A Tempe software development startup that has developed a virtual reality education and life-improvement app has received a $400,000 Immersive Learning Fund grant from social media company Meta.

The app, called Retreat, offers instruction “through audio, visual and kinesthetic inputs” on life improvement, debuted on Dec. 1 on the MetaQuest store. It is the first app developed by virtual reality development company GeniusX, which was founded in 2020 in Tempe.

Courses on the platform cover subjects such as art and creativity, career and entrepreneurship, financial well being, holistic wellness, mindset and relationships. Users find and take the courses in an immersive virtual world, the company said.

GeniusX co-founder and CEO Nick Janicki said VR has huge potential to transform education.

“Research shows that students in VR are four times more focused than their peers in a traditional classroom environment,” Janicki said in a statement. “The potential for immersive technology to transform education is huge, and we are excited to be on the forefront.”

Retreat also earned its creators finalist status in the Rising VR Company of the Year category of the International VR Awards. The category is devoted to small businesses with proven business models, and finalists were chosen by the Academy of International Extended Reality steering board.
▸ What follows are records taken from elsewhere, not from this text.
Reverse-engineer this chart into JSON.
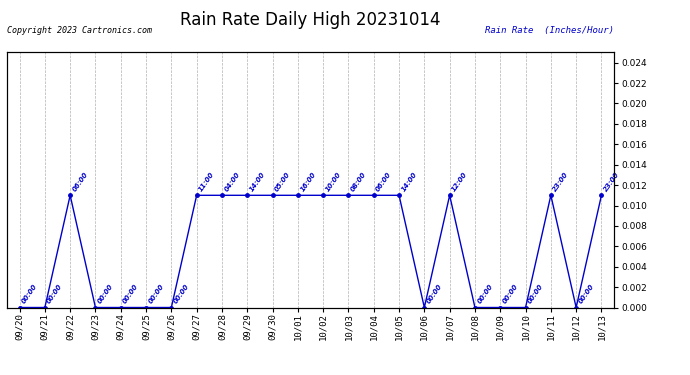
{
  "title": "Rain Rate Daily High 20231014",
  "copyright_text": "Copyright 2023 Cartronics.com",
  "legend_label": "Rain Rate  (Inches/Hour)",
  "ylim": [
    0.0,
    0.025
  ],
  "yticks": [
    0.0,
    0.002,
    0.004,
    0.006,
    0.008,
    0.01,
    0.012,
    0.014,
    0.016,
    0.018,
    0.02,
    0.022,
    0.024
  ],
  "line_color": "#0000cc",
  "grid_color": "#b0b0b0",
  "background_color": "#ffffff",
  "title_fontsize": 12,
  "x_dates": [
    "09/20",
    "09/21",
    "09/22",
    "09/23",
    "09/24",
    "09/25",
    "09/26",
    "09/27",
    "09/28",
    "09/29",
    "09/30",
    "10/01",
    "10/02",
    "10/03",
    "10/04",
    "10/05",
    "10/06",
    "10/07",
    "10/08",
    "10/09",
    "10/10",
    "10/11",
    "10/12",
    "10/13"
  ],
  "y_values": [
    0.0,
    0.0,
    0.011,
    0.0,
    0.0,
    0.0,
    0.0,
    0.011,
    0.011,
    0.011,
    0.011,
    0.011,
    0.011,
    0.011,
    0.011,
    0.011,
    0.0,
    0.011,
    0.0,
    0.0,
    0.0,
    0.011,
    0.0,
    0.011
  ],
  "time_labels": [
    "00:00",
    "00:00",
    "06:00",
    "00:00",
    "00:00",
    "00:00",
    "00:00",
    "11:00",
    "04:00",
    "14:00",
    "05:00",
    "16:00",
    "10:00",
    "08:00",
    "06:00",
    "14:00",
    "00:00",
    "12:00",
    "00:00",
    "00:00",
    "00:00",
    "23:00",
    "00:00",
    "23:00"
  ]
}
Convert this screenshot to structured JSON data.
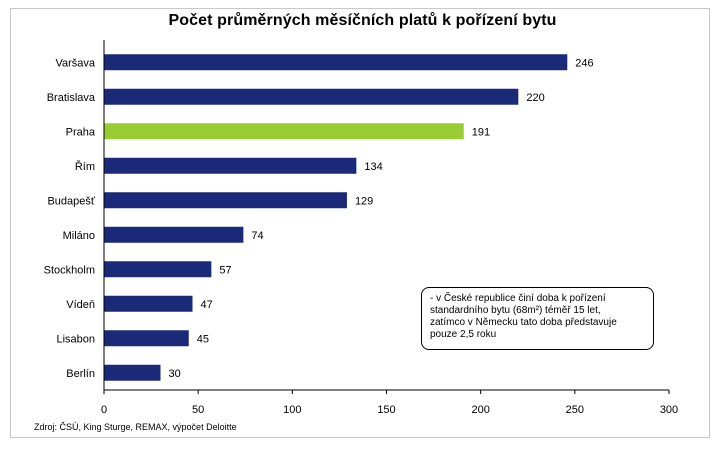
{
  "chart_data": {
    "type": "bar",
    "orientation": "horizontal",
    "title": "Počet průměrných měsíčních platů k pořízení  bytu",
    "categories": [
      "Varšava",
      "Bratislava",
      "Praha",
      "Řím",
      "Budapešť",
      "Miláno",
      "Stockholm",
      "Vídeň",
      "Lisabon",
      "Berlín"
    ],
    "values": [
      246,
      220,
      191,
      134,
      129,
      74,
      57,
      47,
      45,
      30
    ],
    "colors": [
      "#1b2a78",
      "#1b2a78",
      "#99cc33",
      "#1b2a78",
      "#1b2a78",
      "#1b2a78",
      "#1b2a78",
      "#1b2a78",
      "#1b2a78",
      "#1b2a78"
    ],
    "xlim": [
      0,
      300
    ],
    "xticks": [
      0,
      50,
      100,
      150,
      200,
      250,
      300
    ],
    "grid": false,
    "legend": "none"
  },
  "note_lines": [
    "- v České republice činí doba k pořízení",
    "standardního bytu (68m²) téměř 15 let,",
    "zatímco v Německu tato doba představuje",
    "pouze 2,5 roku"
  ],
  "source": "Zdroj: ČSÚ, King Sturge, REMAX, výpočet Deloitte"
}
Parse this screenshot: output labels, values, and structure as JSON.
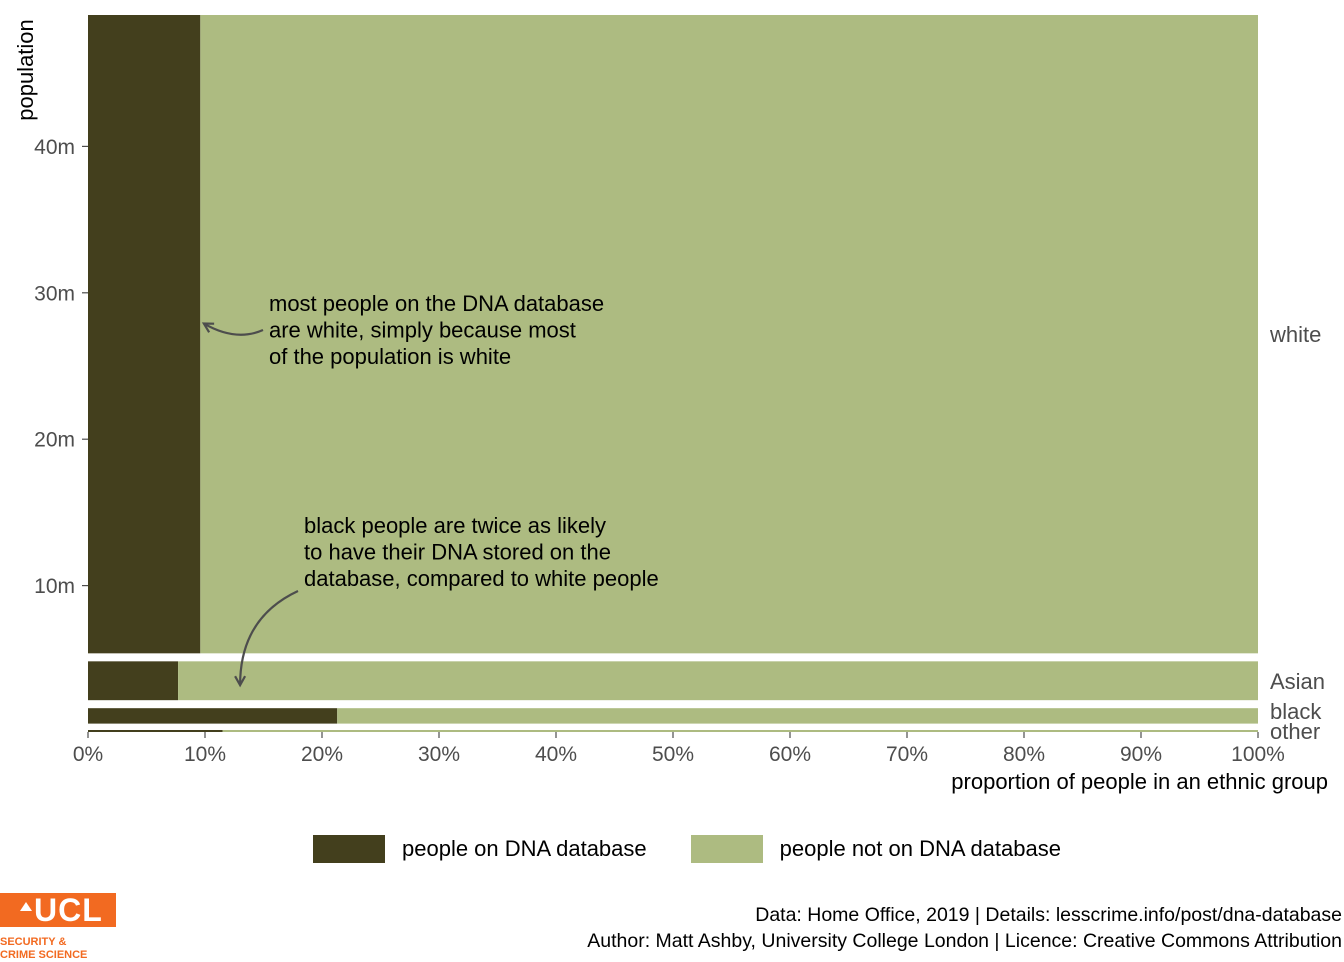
{
  "chart_data": {
    "type": "mosaic",
    "xlabel": "proportion of people in an ethnic group",
    "ylabel": "population",
    "xlim": [
      0,
      1
    ],
    "ylim": [
      0,
      49
    ],
    "x_ticks": [
      0,
      0.1,
      0.2,
      0.3,
      0.4,
      0.5,
      0.6,
      0.7,
      0.8,
      0.9,
      1.0
    ],
    "x_tick_labels": [
      "0%",
      "10%",
      "20%",
      "30%",
      "40%",
      "50%",
      "60%",
      "70%",
      "80%",
      "90%",
      "100%"
    ],
    "y_ticks": [
      10,
      20,
      30,
      40
    ],
    "y_tick_labels": [
      "10m",
      "20m",
      "30m",
      "40m"
    ],
    "series": [
      {
        "name": "people on DNA database",
        "color": "#433f1d"
      },
      {
        "name": "people not on DNA database",
        "color": "#adbb81"
      }
    ],
    "groups": [
      {
        "label": "other",
        "population": 0.3,
        "proportion_on_database": 0.115
      },
      {
        "label": "black",
        "population": 1.6,
        "proportion_on_database": 0.213
      },
      {
        "label": "Asian",
        "population": 3.2,
        "proportion_on_database": 0.077
      },
      {
        "label": "white",
        "population": 42.5,
        "proportion_on_database": 0.096
      }
    ],
    "annotations": [
      {
        "lines": [
          "most people on the DNA database",
          "are white, simply because most",
          "of the population is white"
        ],
        "arrow_to": [
          0.099,
          27.9
        ]
      },
      {
        "lines": [
          "black people are twice as likely",
          "to have their DNA stored on the",
          "database, compared to white people"
        ],
        "arrow_to": [
          0.13,
          3.2
        ]
      }
    ]
  },
  "caption": {
    "line1": "Data: Home Office, 2019 | Details: lesscrime.info/post/dna-database",
    "line2": "Author: Matt Ashby, University College London | Licence: Creative Commons Attribution"
  },
  "logo": {
    "wordmark": "UCL",
    "subtitle_line1": "SECURITY &",
    "subtitle_line2": "CRIME SCIENCE",
    "color": "#f26a21"
  }
}
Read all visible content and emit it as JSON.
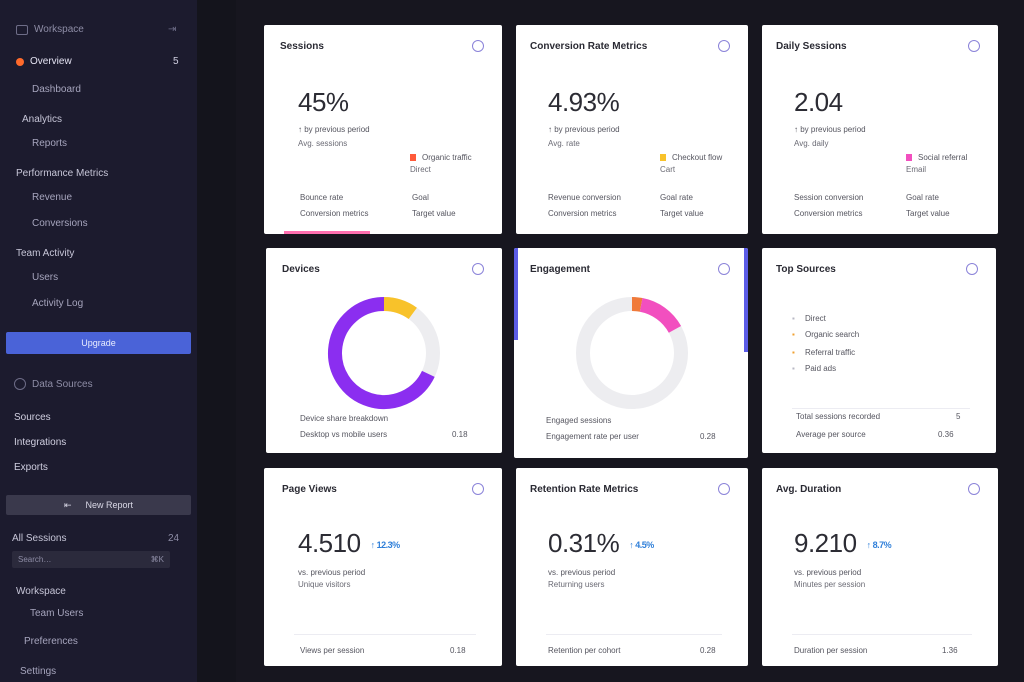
{
  "sidebar": {
    "header": "Workspace",
    "header_right": "⇥",
    "active_item": "Overview",
    "active_count": "5",
    "items": [
      {
        "label": "Dashboard"
      },
      {
        "label": "Analytics"
      },
      {
        "label": "Reports"
      },
      {
        "label": "Performance Metrics"
      },
      {
        "label": "Revenue"
      },
      {
        "label": "Conversions"
      },
      {
        "label": "Team Activity"
      },
      {
        "label": "Users"
      },
      {
        "label": "Activity Log"
      }
    ],
    "primary_button": "Upgrade",
    "section2_title": "Data Sources",
    "section2_items": [
      {
        "label": "Sources"
      },
      {
        "label": "Integrations"
      },
      {
        "label": "Exports"
      }
    ],
    "secondary_button": "New Report",
    "secondary_icon": "⇤",
    "section3_title": "All Sessions",
    "section3_right": "24",
    "input_placeholder": "Search…",
    "input_right": "⌘K",
    "bottom_items": [
      {
        "label": "Workspace"
      },
      {
        "label": "Team Users"
      },
      {
        "label": "Preferences"
      },
      {
        "label": "Settings"
      }
    ]
  },
  "cards": {
    "c1": {
      "title": "Sessions",
      "value": "45%",
      "sub1": "↑ by previous period",
      "sub2": "Avg. sessions",
      "legend": "Organic traffic",
      "legend2": "Direct",
      "foot_l1": "Bounce rate",
      "foot_l2": "Conversion metrics",
      "foot_r1": "Goal",
      "foot_r2": "Target value"
    },
    "c2": {
      "title": "Conversion Rate Metrics",
      "value": "4.93%",
      "sub1": "↑ by previous period",
      "sub2": "Avg. rate",
      "legend": "Checkout flow",
      "legend2": "Cart",
      "foot_l1": "Revenue conversion",
      "foot_l2": "Conversion metrics",
      "foot_r1": "Goal rate",
      "foot_r2": "Target value"
    },
    "c3": {
      "title": "Daily Sessions",
      "value": "2.04",
      "sub1": "↑ by previous period",
      "sub2": "Avg. daily",
      "legend": "Social referral",
      "legend2": "Email",
      "foot_l1": "Session conversion",
      "foot_l2": "Conversion metrics",
      "foot_r1": "Goal rate",
      "foot_r2": "Target value"
    },
    "c4": {
      "title": "Devices",
      "foot_l1": "Device share breakdown",
      "foot_l2": "Desktop vs mobile users",
      "foot_r": "0.18"
    },
    "c5": {
      "title": "Engagement",
      "foot_l1": "Engaged sessions",
      "foot_l2": "Engagement rate per user",
      "foot_r": "0.28"
    },
    "c6": {
      "title": "Top Sources",
      "rows": [
        {
          "label": "Direct"
        },
        {
          "label": "Organic search"
        },
        {
          "label": "Referral traffic"
        },
        {
          "label": "Paid ads"
        }
      ],
      "foot_l1": "Total sessions recorded",
      "foot_r1": "5",
      "foot_l2": "Average per source",
      "foot_r2": "0.36"
    },
    "c7": {
      "title": "Page Views",
      "value": "4.510",
      "badge": "↑ 12.3%",
      "sub1": "vs. previous period",
      "sub2": "Unique visitors",
      "foot_l": "Views per session",
      "foot_r": "0.18"
    },
    "c8": {
      "title": "Retention Rate Metrics",
      "value": "0.31%",
      "badge": "↑ 4.5%",
      "sub1": "vs. previous period",
      "sub2": "Returning users",
      "foot_l": "Retention per cohort",
      "foot_r": "0.28"
    },
    "c9": {
      "title": "Avg. Duration",
      "value": "9.210",
      "badge": "↑ 8.7%",
      "sub1": "vs. previous period",
      "sub2": "Minutes per session",
      "foot_l": "Duration per session",
      "foot_r": "1.36"
    }
  },
  "colors": {
    "purple": "#8b2ef0",
    "yellow": "#f8c22a",
    "pink": "#f24fbf",
    "orange": "#f07a3a",
    "ring_track": "#ededf0",
    "accent_blue": "#4a63d8"
  },
  "donuts": {
    "devices": {
      "segments": [
        {
          "color": "purple",
          "fraction": 0.68
        },
        {
          "color": "yellow",
          "fraction": 0.1
        }
      ]
    },
    "engagement": {
      "segments": [
        {
          "color": "orange",
          "fraction": 0.03
        },
        {
          "color": "pink",
          "fraction": 0.14
        }
      ]
    }
  }
}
The finalists were honored in Rotterdam, Netherlands, during the Immersive Tech Week event that concluded on Dec. 2.

GeniusX co-founder Lyle Maxson, who represented the company during the event, said the attention the Retreat app is getting gives his company a chance to inspire others in a new field.

“Outside of the internal goals within our company, we aim to inspire developers and creators to build meaningful content while immersive tech is in its infancy. Being ranked among finalists highlights our example of what's possible in the hopes that others will step in to build content that further uplifts humanity," Maxson said in a statement.

Meta is the parent company of Facebook. It changed its name in 2021 to reflect a shift in the company's focus to more immersive technologies and the virtual-reality world it calls the Metaverse. The company says its grants are meant to help develop the next generation of Metaverse creators and drive the evolution of social technology.